My son has this wonderful analogy. In [the 1944 movie] "To Have or Have Not," Bacall and Bogie are in this scene together up in the hotel room. And at one point she says, "I know, Steve. You don't give a hoop what I do. But when I do it, you get mad." There it is.

On the importance of coalitions:

It's always better to act in coalition with other states that share your views. It's better materially, but it's also very much better spiritually. We should always aim for that. However, we can't thoroughly control that. There's no way to conduct your foreign policy based on gaining the friendliness of other states.

This action [with Iraq] in one way or another is typical of what happened all through the cold war. Time and again, our allies dragged their feet and were frightened by things that we did or wanted to do. And the only way things worked was when we listened to them, I hope courteously, and then went ahead and said OK, we hear you, but now this is what we feel we have to do; we welcome your help if you feel you can give it to us. And they usually did.

Imagine the situation in the '30s: The United States is not what it was, but [suppose] it has the power and has the will to see to it that Hitler doesn't conquer Europe. Boy, we would have run into a lot of trouble from the British and French governments, which were so decadent and so appeasement-minded. And yet that would have been the thing to do.

On the possibility of successful regime change:

It is instructive to look to the fate of Nazi Germany and militaristic Japan after World War II. It took, first of all, an occupation and the clear demonstration that they'd been defeated. That's a very important first step to [implementing] change in an ugly regime.

Then it took the United States fundamentally insisting that there should be democratic regimes in their place.... It seems to me some such outcome is possible [with Iraq]. But it will require the same kind of serious commitment.

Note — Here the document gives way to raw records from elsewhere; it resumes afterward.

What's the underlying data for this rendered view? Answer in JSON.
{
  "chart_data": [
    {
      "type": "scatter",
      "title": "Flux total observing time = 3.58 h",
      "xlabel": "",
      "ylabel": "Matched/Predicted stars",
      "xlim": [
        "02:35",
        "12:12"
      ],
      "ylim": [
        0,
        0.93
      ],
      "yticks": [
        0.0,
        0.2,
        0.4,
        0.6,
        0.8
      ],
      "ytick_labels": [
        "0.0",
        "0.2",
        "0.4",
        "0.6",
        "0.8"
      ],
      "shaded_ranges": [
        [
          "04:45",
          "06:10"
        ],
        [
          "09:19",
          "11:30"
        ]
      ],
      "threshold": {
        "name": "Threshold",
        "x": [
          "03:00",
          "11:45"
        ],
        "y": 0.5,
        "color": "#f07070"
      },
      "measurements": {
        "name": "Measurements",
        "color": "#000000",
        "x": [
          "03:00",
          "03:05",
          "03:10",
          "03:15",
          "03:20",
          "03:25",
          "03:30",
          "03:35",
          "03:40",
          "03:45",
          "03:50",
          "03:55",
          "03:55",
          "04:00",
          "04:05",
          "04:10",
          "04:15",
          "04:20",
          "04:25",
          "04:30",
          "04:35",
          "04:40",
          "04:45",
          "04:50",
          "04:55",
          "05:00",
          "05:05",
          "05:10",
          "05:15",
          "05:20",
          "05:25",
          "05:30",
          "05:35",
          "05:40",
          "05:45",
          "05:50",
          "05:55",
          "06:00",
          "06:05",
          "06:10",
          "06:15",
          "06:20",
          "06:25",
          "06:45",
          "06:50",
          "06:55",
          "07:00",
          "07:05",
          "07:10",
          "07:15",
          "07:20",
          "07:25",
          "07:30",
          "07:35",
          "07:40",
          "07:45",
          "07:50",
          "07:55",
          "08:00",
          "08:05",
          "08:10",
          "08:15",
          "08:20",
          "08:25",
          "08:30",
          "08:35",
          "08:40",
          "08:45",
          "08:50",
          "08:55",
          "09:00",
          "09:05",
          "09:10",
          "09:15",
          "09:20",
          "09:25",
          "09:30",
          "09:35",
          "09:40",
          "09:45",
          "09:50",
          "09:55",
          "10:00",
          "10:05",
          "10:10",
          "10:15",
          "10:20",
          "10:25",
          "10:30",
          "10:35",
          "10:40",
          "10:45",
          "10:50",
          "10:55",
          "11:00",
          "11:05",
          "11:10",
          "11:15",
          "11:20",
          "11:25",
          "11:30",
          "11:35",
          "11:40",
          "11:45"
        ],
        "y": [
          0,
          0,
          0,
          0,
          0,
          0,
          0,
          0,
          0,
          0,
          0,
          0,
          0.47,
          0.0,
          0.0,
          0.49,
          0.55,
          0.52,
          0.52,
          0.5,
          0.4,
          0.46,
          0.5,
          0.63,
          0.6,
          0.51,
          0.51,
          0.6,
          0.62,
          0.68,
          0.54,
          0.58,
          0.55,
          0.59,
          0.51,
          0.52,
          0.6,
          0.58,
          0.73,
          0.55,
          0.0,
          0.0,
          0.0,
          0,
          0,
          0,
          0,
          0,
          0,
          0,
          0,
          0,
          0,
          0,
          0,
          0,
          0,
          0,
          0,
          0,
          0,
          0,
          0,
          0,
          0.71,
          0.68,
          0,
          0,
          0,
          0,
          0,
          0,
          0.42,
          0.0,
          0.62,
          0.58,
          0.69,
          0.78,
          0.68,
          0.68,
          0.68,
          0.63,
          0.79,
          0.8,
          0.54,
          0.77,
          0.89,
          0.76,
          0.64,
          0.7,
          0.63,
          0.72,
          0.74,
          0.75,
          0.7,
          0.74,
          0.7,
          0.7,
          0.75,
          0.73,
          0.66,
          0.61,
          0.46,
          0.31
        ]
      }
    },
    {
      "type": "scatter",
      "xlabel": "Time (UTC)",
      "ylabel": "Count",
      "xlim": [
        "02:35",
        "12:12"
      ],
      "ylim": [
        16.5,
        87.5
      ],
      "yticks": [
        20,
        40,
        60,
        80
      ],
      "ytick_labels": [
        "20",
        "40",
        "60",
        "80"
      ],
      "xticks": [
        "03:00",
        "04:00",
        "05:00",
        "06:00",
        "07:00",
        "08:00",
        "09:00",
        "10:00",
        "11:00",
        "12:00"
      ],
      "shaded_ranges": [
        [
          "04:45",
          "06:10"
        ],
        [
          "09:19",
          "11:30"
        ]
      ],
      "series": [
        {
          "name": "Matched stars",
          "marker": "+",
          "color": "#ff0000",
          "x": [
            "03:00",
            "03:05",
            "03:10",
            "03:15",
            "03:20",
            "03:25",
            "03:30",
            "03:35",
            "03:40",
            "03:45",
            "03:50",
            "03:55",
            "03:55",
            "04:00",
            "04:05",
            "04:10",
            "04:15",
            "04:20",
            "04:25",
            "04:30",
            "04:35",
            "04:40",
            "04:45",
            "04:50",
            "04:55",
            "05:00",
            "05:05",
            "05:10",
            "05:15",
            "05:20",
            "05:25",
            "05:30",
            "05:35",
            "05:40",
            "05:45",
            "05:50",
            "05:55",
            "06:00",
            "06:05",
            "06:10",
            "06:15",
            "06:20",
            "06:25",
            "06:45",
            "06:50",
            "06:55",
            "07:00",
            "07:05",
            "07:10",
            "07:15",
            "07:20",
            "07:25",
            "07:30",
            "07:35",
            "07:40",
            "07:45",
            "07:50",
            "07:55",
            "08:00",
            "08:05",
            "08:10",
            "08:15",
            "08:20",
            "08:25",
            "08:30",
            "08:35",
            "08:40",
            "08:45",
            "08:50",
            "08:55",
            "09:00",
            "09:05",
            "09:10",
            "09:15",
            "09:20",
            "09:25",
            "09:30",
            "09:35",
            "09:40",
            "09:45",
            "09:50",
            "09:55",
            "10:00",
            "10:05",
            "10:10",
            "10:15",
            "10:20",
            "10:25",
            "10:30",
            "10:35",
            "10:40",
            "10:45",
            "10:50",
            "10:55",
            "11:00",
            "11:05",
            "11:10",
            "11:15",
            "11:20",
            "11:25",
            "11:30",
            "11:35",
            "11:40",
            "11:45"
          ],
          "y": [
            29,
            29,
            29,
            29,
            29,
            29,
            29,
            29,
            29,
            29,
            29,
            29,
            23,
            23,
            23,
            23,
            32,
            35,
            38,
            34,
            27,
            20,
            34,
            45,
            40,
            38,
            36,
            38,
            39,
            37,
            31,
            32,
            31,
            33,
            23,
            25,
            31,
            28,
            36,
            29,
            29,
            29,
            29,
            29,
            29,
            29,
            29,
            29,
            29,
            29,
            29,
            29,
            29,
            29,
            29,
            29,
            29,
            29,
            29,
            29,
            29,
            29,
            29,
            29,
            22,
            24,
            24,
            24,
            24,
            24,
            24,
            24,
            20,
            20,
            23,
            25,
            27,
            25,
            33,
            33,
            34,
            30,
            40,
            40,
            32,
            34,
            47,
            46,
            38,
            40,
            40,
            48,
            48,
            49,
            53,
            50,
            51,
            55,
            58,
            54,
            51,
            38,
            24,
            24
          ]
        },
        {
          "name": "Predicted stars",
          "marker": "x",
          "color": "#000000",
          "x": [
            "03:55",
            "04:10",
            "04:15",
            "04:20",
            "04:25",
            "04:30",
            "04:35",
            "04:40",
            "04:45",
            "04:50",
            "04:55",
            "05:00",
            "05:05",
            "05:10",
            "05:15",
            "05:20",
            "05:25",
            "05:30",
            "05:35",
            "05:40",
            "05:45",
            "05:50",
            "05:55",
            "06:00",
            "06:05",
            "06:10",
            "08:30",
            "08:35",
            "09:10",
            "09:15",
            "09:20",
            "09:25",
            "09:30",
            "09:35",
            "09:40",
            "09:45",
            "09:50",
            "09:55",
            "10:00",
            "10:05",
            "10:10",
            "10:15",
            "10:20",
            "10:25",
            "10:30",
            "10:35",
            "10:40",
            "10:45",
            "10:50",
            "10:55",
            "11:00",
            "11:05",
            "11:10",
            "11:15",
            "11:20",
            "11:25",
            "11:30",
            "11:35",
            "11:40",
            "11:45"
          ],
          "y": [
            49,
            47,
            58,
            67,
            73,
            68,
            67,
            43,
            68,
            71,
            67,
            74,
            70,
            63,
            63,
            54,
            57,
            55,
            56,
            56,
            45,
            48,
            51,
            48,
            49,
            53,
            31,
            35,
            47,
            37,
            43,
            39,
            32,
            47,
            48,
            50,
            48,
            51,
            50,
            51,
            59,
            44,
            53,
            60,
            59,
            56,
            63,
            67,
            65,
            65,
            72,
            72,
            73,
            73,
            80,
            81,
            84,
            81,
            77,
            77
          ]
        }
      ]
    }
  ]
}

On the United States using too much restraint:

Over and over again [the US has erred on the side of restraint.] There's a case to be made that we were late in World War I – that the world would have been a better place if we had come in the first time they started sinking our ships. Then World War II is a classic. Korea is another classic. Iraq is another case where we did that. I think we could have avoided war in every one of those cases.

On how to preserve peace:

Peace does not keep itself. That simple truth has not been digested by most people. They think of peace as kind of a negative thing – if you don't make war, you have peace. Wrong.

War is one of your most common experiences in the history of human beings. Periods of extended peace are very rare. They happen when the states with the greatest interest in peace also have the preponderant power, and the willingness to use it to preserve peace.

That means you have to be just as active and just as involved and just as willing to make sacrifices in peacetime as you are in war.